Search code examples
group-bypysparkaggregate

pyspark: aggregate on the most frequent value in a column


  aggregrated_table = df_input.groupBy('city', 'income_bracket') \
        .agg(
       count('suburb').alias('suburb'),
       sum('population').alias('population'),
       sum('gross_income').alias('gross_income'),
       sum('no_households').alias('no_households'))

Would like to group by city and income bracket but within each city certain suburbs have different income brackets.

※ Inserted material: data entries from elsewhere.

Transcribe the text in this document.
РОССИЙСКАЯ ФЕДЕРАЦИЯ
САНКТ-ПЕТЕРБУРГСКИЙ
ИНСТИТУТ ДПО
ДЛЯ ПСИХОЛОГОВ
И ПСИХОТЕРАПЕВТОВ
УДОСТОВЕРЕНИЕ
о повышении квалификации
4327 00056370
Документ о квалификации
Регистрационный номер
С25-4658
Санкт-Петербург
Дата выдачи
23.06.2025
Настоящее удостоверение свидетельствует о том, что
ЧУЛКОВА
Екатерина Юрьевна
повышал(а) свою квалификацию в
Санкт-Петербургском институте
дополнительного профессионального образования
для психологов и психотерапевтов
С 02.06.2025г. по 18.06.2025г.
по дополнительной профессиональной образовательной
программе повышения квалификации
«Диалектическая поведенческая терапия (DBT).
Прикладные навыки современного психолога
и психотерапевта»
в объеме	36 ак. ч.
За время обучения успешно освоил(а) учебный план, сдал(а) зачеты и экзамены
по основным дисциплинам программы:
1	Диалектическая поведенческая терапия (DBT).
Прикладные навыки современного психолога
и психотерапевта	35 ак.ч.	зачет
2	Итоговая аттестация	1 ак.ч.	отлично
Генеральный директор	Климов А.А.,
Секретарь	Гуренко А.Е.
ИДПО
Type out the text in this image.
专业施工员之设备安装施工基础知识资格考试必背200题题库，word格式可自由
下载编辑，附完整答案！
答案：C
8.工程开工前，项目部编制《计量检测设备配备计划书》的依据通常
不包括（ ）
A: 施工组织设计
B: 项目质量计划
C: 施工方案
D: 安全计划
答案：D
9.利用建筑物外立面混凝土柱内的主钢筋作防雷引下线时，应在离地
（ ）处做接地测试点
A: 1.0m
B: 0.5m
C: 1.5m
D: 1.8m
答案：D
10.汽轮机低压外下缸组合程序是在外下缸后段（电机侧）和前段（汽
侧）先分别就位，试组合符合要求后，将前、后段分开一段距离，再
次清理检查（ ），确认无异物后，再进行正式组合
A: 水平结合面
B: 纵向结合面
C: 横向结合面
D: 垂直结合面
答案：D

How do I group by the most frequently occurring income bracket per city?

for example:

city1 suburb1 income_bracket_10 
city1 suburb1 income_bracket_10 
city1 suburb2 income_bracket_10 
city1 suburb3 income_bracket_11 
city1 suburb4 income_bracket_10 

Would be grouped by income_bracket_10


Solution

  • Using a window function before aggregating might do the trick:

    from pyspark.sql import Window
    import pyspark.sql.functions as psf
    
    w = Window.partitionBy('city')
    aggregrated_table = df_input.withColumn(
        "count", 
        psf.count("*").over(w)
    ).withColumn(
        "rn", 
        psf.row_number().over(w.orderBy(psf.desc("count")))
    ).filter("rn = 1").groupBy('city', 'income_bracket').agg(
       psf.count('suburb').alias('suburb'),
       psf.sum('population').alias('population'),
       psf.sum('gross_income').alias('gross_income'),
       psf.sum('no_households').alias('no_households'))
    

    you can also use a window function after aggregating since you're keeping a count of (city, income_bracket) occurrences.